Monday, July 21, 2008




[photo from by michael wilson]

I keep turning up the music to try and drown out the sadness.

I’m on a plane from Dallas back to Cincinnati, and I’ve got my headphones on. The good ones. The ones that surround your ear, block everything else out. They’re supposed to anyway. But I’ve been through Fiona, then Fallout Boy, then Metallica…pushing it louder and louder, trying to forget about it, because men on business don’t cry on planes.

I’m trying to stop thinking for a moment about my friend Katie who died this week, and mostly trying to stop imagining what it feels like to be her family right now.

It feels surreal, to tell you the truth. Like an abstract poem I don’t quite understand, but the more I study the words the less I like the shadows they keep casting.

God damn it.

She was so bright, so fun, so powerful, so sweet, and so unstoppably honest. She was brave as hell, too…from her career to her relationship with her partner to her motherhood to battle with this tumor…so brave. More brave than I’ve ever hoped to be.

She was articulate, kind, and creative. She had a singing voice that spelled sugar and push simultaneously to me; a boyish timbre rutted into a Brownie undertone, as if Scout herself bought a guitar and learned to wail. Her recordings became a critical part of the soundtrack of my college days. Her recording of “Blue Like That” still stands as one of my most treasured audio-lockets…and if I think more about that, I will cry on this plane, and I don’t intend to do that.

Katie was giving and adventurous. When I called her in the midst of putting together her second record and invited her, at absolutely no pay, reward, or promise of decent food, to trek out into the wilderness of Indiana with my brother and I to play music and entertain junior high kids for a weekend…she didn’t hesitate.

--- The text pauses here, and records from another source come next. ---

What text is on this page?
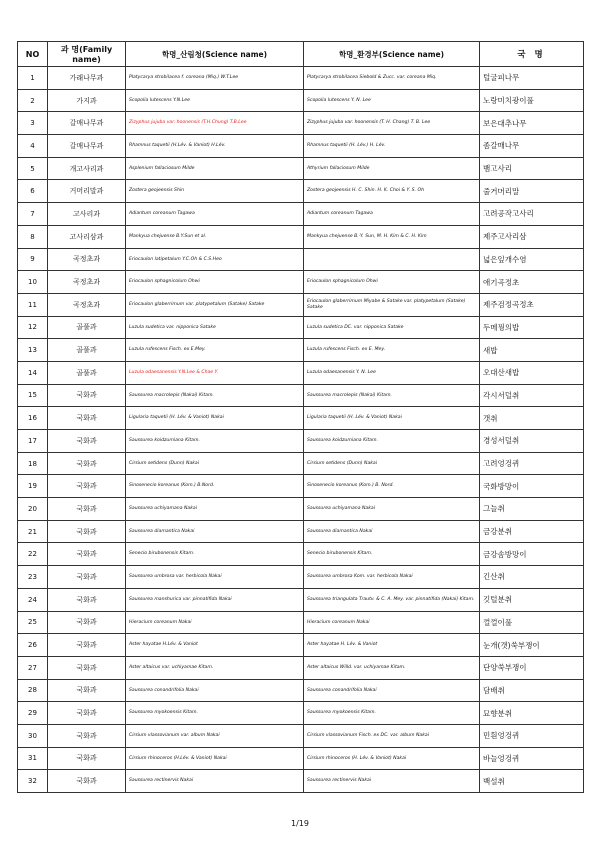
NO	과 명(Family name)	학명_산림청(Science name)	학명_환경부(Science name)	국 명
1	가래나무과	Platycarya strobilacea f. coreana (Miq.) W.T.Lee	Platycarya strobilacea Siebold & Zucc. var. coreana Miq.	털굴피나무
2	가지과	Scopolia lutescens Y.N.Lee	Scopolia lutescens Y. N. Lee	노랑미치광이풀
3	갈매나무과	Zizyphus jujuba var. hoonensis (T.H.Chung) T.B.Lee	Zizyphus jujuba var. hoonensis (T. H. Chang) T. B. Lee	보은대추나무
4	갈매나무과	Rhamnus taquetii (H.Lév. & Vaniot) H.Lév.	Rhamnus taquetii (H. Lév.) H. Lév.	좀갈매나무
5	개고사리과	Asplenium fallaciosum Milde	Athyrium fallaciosum Milde	뱀고사리
6	거머리말과	Zostera geojeensis Shin	Zostera geojeensis H. C. Shin. H. K. Choi & Y. S. Oh	줄거머리말
7	고사리과	Adiantum coreanum Tagawa	Adiantum coreanum Tagawa	고려공작고사리
8	고사리삼과	Mankyua chejuense B.Y.Sun et al.	Mankyua chejuense B.-Y. Sun, M. H. Kim & C. H. Kim	제주고사리삼
9	곡정초과	Eriocaulon latipetalum Y.C.Oh & C.S.Heo		넓은잎개수염
10	곡정초과	Eriocaulon sphagnicolum Ohwi	Eriocaulon sphagnicolum Ohwi	애기곡정초
11	곡정초과	Eriocaulon glaberrimum var. platypetalum (Satake) Satake	Eriocaulon glaberrimum Miyabe & Satake var. platypetalum (Satake) Satake	제주검정곡정초
12	골풀과	Luzula sudetica var. nipponica Satake	Luzula sudetica DC. var. nipponica Satake	두메꿩의밥
13	골풀과	Luzula rufescens Fisch. ex E.Mey.	Luzula rufescens Fisch. ex E. Mey.	새밥
14	골풀과	Luzula odaesanensis Y.N.Lee & Chae Y.	Luzula odaesanensis Y. N. Lee	오대산새밥
15	국화과	Saussurea macrolepis (Nakai) Kitam.	Saussurea macrolepis (Nakai) Kitam.	각시서덜취
16	국화과	Ligularia taquetii (H. Lév. & Vaniot) Nakai	Ligularia taquetii (H. Lév. & Vaniot) Nakai	갯취
17	국화과	Saussurea koidzumiana Kitam.	Saussurea koidzumiana Kitam.	경성서덜취
18	국화과	Cirsium setidens (Dunn) Nakai	Cirsium setidens (Dunn) Nakai	고려엉겅퀴
19	국화과	Sinosenecio koreanus (Kom.) B.Nord.	Sinosenecio koreanus (Kom.) B. Nord.	국화방망이
20	국화과	Saussurea uchiyamana Nakai	Saussurea uchiyamana Nakai	그늘취
21	국화과	Saussurea diamantica Nakai	Saussurea diamantica Nakai	금강분취
22	국화과	Senecio birubonensis Kitam.	Senecio birubonensis Kitam.	금강솜방망이
23	국화과	Saussurea umbrosa var. herbicola Nakai	Saussurea umbrosa Kom. var. herbicola Nakai	긴산취
24	국화과	Saussurea manshurica var. pinnatifida Nakai	Saussurea triangulata Trautv. & C. A. Mey. var. pinnatifida (Nakai) Kitam.	깃털분취
25	국화과	Hieracium coreanum Nakai	Hieracium coreanum Nakai	껄껄이풀
26	국화과	Aster hayatae H.Lév. & Vaniot	Aster hayatae H. Lév. & Vaniot	눈개(갯)쑥부쟁이
27	국화과	Aster altaicus var. uchiyamae Kitam.	Aster altaicus Willd. var. uchiyamae Kitam.	단양쑥부쟁이
28	국화과	Saussurea conandrifolia Nakai	Saussurea conandrifolia Nakai	담배취
29	국화과	Saussurea myokoensis Kitam.	Saussurea myokoensis Kitam.	묘향분취
30	국화과	Cirsium vlassovianum var. album Nakai	Cirsium vlassovianum Fisch. ex DC. var. album Nakai	민흰엉겅퀴
31	국화과	Cirsium rhinoceros (H.Lév. & Vaniot) Nakai	Cirsium rhinoceros (H. Lév. & Vaniot) Nakai	바늘엉겅퀴
32	국화과	Saussurea rectinervis Nakai	Saussurea rectinervis Nakai	백설취
1/19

She packed her guitar, donned a preposterous wig and Cruella deVille jacket, joined our silly weekend without fanfare or prodding, and spent the next 72 hours improvising the flavor of ridiculous dialogue that makes 13-year-olds giggle.

When I caught my hand on fire trying to play a lighter-fluid dragon, she did the only thing that made sense to her at the time…shoved it between her thighs and squeezed. We laughed until one of us peed.

The only thing that ever bothered her was when someone would call her by her full-name-as-one-word, like “TigerWoods” or “GarthBrooks.” She was a musician and aspired to sing for the world, but I never got the feeling she wanted to be a celebrity…not like that.

Katie gave out of a very honest place, and she gave a lot. She sang out of a very real place, and she sang beautifully. She was hilarious, and she was lovely.

I have no idea how to think about Katie’s death.

I’m sad, and I’m angry, and I’m doubting. And I’m so, so sorry. Reider family, I am so sorry. Karen, I am so sorry. I feel like you deserve better than this.

Katie, I miss who you are. I’m glad you are not suffering any more, and I know you’re back home with your mom…wherever that place is…but I can’t help but feel like the world was better with you here.